Что же касается «Памяти Света», то на данный момент я наполовину завершил вторую треть. Мы трудимся так быстро, насколько возможно, и мы приложим все усилия, чтобы вам не пришлось слишком долго ждать окончания эпопеи, которое было обещано почти двадцать лет назад. (Еще до своего ухода Роберт Джордан сам написал окончание цикла, и я читал его. Это просто фантастика!) Я не пытался имитировать стиль Роберта Джордана. Вместо этого я адаптировал свою манеру так, чтобы она соответствовала «Колесу Времени». Главная моя цель — сохранить истинную душу героев цикла. Сюжет по большей части принадлежит Роберту Джордану, хотя многое написано мною. Представьте себе эту книгу как фильм нового режиссера, осуществившего работу над несколькими сценами, но при сохранении тех же актеров и по прежнему сценарию.
Но это большой проект, и для его завершения необходимо время. Я прошу вас потерпеть, пока в течение нескольких лет мы не доведем повествование до конца. Мы держим в руках окончание величайшей фэнтезийной эпопеи нашего времени, и я приложу все силы, чтобы все было сделано правильно. Я намерен ни на шаг не отступать от пожеланий и заметок Роберта Джордана. Меньшего мне не позволят моя честность как художника и искренняя любовь к книгам. В конечном счете на этом я и остановлюсь, и пусть мои слова станут лучшим доказательством тому, что мы делаем.
Эта книга — не моя. Это книга Роберта Джордана и — в меньшей степени — ваша книга.
Спасибо вам, что прочитаете ее.
Брендон Сандерсон
Июнь 2009 г.
Марии Симонс и Алану Романчуку,
без которых не было бы этой книги
Вóроны и ворóны. Крысы. Туманы и облака. Насекомые и гниение. Странные происшествия и необычные явления. Обыденное извращается, становится чуждым. Чудеса!
Мертвые стали ходить средь живых, кое-кто даже их видит. Другие не видят, но всё больше и больше страшимся мы ночи.
Таковы были наши дни. Под мертвым небом они изливались на нас несчастьями, сокрушая нас своей яростью, пока мы все, как один, не взмолились: «Пусть же начнется!»
Дневник неизвестного ученого,
запись в Праздник Фрейя, 1000 г. Н. Э.
Пролог
Что означает буря
Ренальд Фанвар сидел у себя на крыльце, грея крепкий стул из чернодуба, сработанный для него внуком два года тому назад. Он смотрел на север.

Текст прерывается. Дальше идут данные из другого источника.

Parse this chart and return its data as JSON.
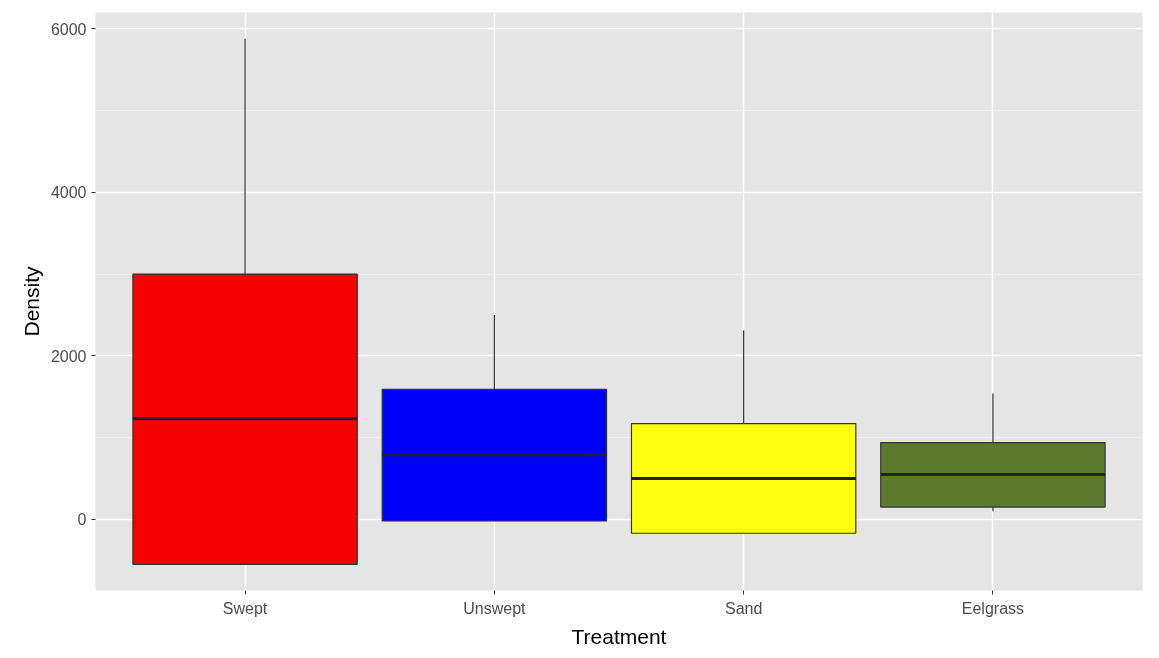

На черно-серебристые тучи.
Прежде ничего подобного ему видывать не доводилось. Тучи плотным одеялом накрывали горизонт на севере, громоздясь все выше и выше на небосвод. Они не были серыми. Они были одновременно и черными, и серебристыми. Мрачные, громыхающие грозовые облака, темные, точно полночный мрак в погребе. А между тучами ослепительно вспыхивало — там совершенно беззвучно змеились и проскакивали серебристые молнии.
Самый воздух был плотен. В нем тяжко висели густые запахи пыли, земли и чего-то неприятного. Высохшей листвы и не пожелавшего выпасть дождя. Весна прийти-то пришла, но посевы у Ренальда до сих пор так и не взошли. Из почвы не осмелился проклюнуться ни единый росток.
Фанвар медленно встал — стул под ним, скрипнув, слегка покачнулся — и подошел к краю крыльца. Он покусывал мундштук своей почти погасшей трубки, но у него и в мыслях не было вновь раскурить ее. Фанвар не сводил взора с тех темных облаков — таких же черных, как дым от горящего сухого подлеска. Но ни от одного низового пожара клубы дыма никогда не поднимались в воздух на такую высоту. И отчего тучи стали вдруг серебристыми? Между черных облаков виднелись серебристые округлости — так сверкает полированная сталь в проплешинах нагара на закопченном металле.
Фанвар, оглядывая свой двор, потер подбородок. За невысокой беленой оградой приютились на травянистом пятачке низкие кусты. Сейчас кусты, все до единого, были мертвы — они не выдержали той суровой зимы. Надо будет вскорости выкорчевать погибшие кусты. А трава... ну, трава стала все равно что прошлогодняя солома. Даже сорняки не уцелели — ни одного не видно.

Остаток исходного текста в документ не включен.